One can describe the influence of antidepressant medications either by the mechanism of their action at the molecular level, or by the resulting large-scale changes in brain activity observed in treated subjects. At the moment we have a robust picture of both of these, but little sense of how one leads to the other, nor their precise relationship to the psychological effects of treatment.

The most popular type of antidepressant today is the selective serotonin reuptake inhibitor (SSRI), such as Prozac, Zoloft, or Lexapro, introduced in 1987. SSRIs increase synapse concentrations of the neurotransmitter serotonin by binding to and thus blocking serotonin transporters – proteins which normally recycle serotonin molecules back into the neuron that released them.

The relationship between serotonin levels and mood is by no means straightforward, nor well understood; for instance, illegal drugs such as MDMA (ecstasy), psylocibin (mushrooms), and LSD all influence serotonin receptors or transporters, but each have different effects on cognition, suggesting against a simplistic association between serotonin levels and positive mood.

Nevertheless, major depression has been very consistently associated with dysfunction in the serotonin system: depressed subjects have fewer serotonin receptors and transporters (assessed using PET imaging) and decreased levels of tryptophan, a metabolic precursor to serotonin, in cerebrospinal fluid.

Tryptophan depletion consistently induces depression in subjects with high familial risk for or past episodes of depression, but not in normal subjects, and SSRIs do not have a consistent influence on the mood of subjects without depression. Thus, it is likely that SSRIs work by remedying a specific dysfunction in the serotonin system beyond simply upping serotonin levels.

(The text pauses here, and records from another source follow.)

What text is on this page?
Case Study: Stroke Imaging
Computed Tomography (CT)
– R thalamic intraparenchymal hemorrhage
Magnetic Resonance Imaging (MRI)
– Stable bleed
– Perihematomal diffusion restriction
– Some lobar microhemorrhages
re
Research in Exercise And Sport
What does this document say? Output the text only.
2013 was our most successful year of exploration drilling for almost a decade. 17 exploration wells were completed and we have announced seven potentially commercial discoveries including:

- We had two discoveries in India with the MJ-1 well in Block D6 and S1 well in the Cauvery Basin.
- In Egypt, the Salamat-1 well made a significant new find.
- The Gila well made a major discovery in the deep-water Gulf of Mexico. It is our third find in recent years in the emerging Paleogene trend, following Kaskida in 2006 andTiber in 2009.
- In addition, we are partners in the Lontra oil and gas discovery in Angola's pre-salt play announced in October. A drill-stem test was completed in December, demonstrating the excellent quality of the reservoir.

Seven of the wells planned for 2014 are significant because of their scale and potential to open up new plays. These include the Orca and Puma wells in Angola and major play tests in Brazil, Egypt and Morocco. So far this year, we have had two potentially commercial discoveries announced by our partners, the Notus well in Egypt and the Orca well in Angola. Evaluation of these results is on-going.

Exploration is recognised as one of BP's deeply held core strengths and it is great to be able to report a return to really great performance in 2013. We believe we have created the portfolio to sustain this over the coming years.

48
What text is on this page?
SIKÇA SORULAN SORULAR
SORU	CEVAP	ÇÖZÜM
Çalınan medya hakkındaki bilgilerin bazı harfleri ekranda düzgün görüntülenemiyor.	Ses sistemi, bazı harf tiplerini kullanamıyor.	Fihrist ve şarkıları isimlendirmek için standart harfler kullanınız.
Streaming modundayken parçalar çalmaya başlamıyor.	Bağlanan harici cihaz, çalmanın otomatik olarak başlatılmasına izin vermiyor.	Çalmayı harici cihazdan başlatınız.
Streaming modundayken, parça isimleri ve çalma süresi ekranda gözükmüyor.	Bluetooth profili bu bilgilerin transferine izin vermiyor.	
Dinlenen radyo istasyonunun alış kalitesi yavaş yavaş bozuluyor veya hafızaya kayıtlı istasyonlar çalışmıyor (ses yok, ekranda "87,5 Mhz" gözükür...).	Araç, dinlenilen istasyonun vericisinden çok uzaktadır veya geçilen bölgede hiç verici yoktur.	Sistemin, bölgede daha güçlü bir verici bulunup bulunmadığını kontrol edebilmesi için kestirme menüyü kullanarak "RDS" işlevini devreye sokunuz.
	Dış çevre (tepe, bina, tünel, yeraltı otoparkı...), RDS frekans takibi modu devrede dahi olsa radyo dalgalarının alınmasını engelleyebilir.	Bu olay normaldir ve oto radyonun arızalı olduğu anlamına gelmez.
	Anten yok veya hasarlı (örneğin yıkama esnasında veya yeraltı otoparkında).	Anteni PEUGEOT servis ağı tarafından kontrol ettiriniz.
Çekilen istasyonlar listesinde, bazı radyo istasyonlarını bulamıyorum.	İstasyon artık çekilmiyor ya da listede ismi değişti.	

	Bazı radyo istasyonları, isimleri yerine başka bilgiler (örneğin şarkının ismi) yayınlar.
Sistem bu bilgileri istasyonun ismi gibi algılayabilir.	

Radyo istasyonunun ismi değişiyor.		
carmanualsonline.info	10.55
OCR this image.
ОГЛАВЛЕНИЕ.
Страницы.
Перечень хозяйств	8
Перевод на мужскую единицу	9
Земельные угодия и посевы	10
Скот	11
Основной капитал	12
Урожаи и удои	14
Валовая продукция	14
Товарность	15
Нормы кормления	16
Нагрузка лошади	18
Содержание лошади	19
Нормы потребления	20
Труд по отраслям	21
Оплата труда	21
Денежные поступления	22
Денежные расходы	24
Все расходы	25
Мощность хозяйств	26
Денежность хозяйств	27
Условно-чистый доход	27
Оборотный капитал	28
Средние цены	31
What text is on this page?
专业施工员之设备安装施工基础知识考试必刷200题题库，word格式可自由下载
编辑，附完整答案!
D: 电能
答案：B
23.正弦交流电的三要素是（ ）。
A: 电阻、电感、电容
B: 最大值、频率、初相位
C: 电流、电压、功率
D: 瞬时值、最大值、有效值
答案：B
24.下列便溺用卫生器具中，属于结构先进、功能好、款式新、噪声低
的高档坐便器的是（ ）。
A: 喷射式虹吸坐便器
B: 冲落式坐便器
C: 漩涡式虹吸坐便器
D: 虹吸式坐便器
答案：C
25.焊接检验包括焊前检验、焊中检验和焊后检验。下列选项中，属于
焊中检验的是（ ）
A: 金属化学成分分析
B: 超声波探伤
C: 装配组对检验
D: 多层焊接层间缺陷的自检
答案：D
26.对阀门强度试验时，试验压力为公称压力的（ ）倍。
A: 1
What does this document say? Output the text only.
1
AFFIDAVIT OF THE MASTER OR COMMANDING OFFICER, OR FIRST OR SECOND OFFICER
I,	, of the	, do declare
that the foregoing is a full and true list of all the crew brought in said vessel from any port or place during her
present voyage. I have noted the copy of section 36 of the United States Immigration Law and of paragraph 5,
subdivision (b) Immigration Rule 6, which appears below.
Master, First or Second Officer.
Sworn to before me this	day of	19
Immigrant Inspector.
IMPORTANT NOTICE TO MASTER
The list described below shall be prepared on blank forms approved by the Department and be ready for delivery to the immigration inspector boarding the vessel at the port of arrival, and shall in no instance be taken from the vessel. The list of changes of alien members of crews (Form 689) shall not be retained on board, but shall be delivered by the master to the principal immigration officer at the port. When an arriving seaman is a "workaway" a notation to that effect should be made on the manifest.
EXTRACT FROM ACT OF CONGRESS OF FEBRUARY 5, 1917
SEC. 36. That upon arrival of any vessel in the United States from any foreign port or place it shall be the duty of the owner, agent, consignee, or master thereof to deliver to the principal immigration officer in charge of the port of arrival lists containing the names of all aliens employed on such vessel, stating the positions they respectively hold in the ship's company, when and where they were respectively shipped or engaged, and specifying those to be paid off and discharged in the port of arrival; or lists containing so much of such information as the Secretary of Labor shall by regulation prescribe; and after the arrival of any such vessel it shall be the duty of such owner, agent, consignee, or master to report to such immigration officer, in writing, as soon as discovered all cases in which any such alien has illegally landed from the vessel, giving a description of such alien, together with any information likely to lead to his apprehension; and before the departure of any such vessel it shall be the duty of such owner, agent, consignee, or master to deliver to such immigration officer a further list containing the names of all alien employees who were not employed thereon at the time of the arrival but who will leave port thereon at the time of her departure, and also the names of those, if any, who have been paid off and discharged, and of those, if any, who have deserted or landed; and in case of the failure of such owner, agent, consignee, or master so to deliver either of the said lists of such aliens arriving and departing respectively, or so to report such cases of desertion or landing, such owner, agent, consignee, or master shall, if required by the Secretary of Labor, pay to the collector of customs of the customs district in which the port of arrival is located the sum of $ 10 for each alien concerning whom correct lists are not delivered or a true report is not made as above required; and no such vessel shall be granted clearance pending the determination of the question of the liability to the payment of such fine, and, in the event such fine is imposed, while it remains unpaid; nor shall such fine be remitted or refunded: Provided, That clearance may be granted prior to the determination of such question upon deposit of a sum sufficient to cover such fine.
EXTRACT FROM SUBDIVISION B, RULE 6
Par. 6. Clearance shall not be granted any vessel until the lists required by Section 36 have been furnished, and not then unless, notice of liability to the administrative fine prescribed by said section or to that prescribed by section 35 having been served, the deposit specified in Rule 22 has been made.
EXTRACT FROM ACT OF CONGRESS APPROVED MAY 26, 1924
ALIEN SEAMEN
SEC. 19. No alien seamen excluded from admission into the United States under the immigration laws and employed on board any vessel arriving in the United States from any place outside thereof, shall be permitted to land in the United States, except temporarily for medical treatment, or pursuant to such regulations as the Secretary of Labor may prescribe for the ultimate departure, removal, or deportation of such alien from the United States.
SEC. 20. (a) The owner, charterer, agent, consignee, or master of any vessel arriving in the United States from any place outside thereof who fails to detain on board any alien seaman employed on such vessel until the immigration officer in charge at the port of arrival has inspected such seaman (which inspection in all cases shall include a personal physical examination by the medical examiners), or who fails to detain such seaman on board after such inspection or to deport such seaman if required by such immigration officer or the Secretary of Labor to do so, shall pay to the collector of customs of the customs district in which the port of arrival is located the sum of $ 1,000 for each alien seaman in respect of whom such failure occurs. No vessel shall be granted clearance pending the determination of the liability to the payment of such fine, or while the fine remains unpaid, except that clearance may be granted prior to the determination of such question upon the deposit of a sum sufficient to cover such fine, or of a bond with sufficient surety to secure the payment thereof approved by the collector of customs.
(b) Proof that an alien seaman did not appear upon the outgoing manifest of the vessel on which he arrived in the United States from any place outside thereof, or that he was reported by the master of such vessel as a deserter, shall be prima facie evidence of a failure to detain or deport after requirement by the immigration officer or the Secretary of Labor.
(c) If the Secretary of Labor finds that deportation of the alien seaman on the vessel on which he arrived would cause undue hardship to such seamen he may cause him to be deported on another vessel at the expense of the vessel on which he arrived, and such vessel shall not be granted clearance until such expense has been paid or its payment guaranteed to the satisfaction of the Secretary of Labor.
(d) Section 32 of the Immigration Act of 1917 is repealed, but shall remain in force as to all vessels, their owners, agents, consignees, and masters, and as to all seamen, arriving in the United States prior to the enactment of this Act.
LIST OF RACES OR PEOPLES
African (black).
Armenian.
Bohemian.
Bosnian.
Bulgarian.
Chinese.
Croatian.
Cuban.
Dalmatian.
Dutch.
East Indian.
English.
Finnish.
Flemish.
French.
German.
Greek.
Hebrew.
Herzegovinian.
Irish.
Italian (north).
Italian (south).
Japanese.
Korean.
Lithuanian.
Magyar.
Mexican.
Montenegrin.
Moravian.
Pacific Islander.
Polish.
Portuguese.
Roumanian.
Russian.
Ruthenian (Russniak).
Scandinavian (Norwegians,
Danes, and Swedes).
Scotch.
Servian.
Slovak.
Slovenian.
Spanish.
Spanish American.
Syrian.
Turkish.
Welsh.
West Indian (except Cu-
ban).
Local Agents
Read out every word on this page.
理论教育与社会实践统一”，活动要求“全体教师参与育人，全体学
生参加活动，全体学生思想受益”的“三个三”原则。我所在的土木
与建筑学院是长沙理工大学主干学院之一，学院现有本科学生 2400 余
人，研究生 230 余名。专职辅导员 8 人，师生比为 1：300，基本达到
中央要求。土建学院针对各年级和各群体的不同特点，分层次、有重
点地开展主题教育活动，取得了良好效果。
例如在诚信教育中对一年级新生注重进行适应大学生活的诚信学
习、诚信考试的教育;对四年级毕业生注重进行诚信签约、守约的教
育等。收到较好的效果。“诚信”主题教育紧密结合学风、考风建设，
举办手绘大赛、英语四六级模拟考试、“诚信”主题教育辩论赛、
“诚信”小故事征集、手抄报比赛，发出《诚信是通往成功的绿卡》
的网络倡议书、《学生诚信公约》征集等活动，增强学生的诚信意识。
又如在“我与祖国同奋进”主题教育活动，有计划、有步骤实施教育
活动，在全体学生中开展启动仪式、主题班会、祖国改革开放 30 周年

The past fifteen years have witnessed a wealth of studies using neuroimaging techniques such as functional Magnetic Resonance Imaging (fMRI) and positron emission tomography (PET) to measure regional changes in brain activity associated with depression and its treatment.

Depression has been repeatedly associated with increased baseline activity in areas involved in the processing of emotion: the amygdala, subgenual anterior cingular cortex, ventromedial prefrontal cortex, and insula.

Also, depressed subjects exhibit increases in amygdala activation when presented with sad or fearful faces (whether these are consciously or subliminally presented). A similar pattern of changes in activation is observed in subjects experiencing transient mood shifts, such as watching a heartwrenching movie clip.

Treatment with serotonin consistently shifts activation patterns in the opposite direction, decreasing baseline activity in the aforementioned areas and reducing the evoked amygdala response to emotional faces. Further work is needed to detail how SSRIs effect this specific shift in large-scale brain activation patterns, and how exactly this shift corresponds to an alleviation of the symptoms of depression.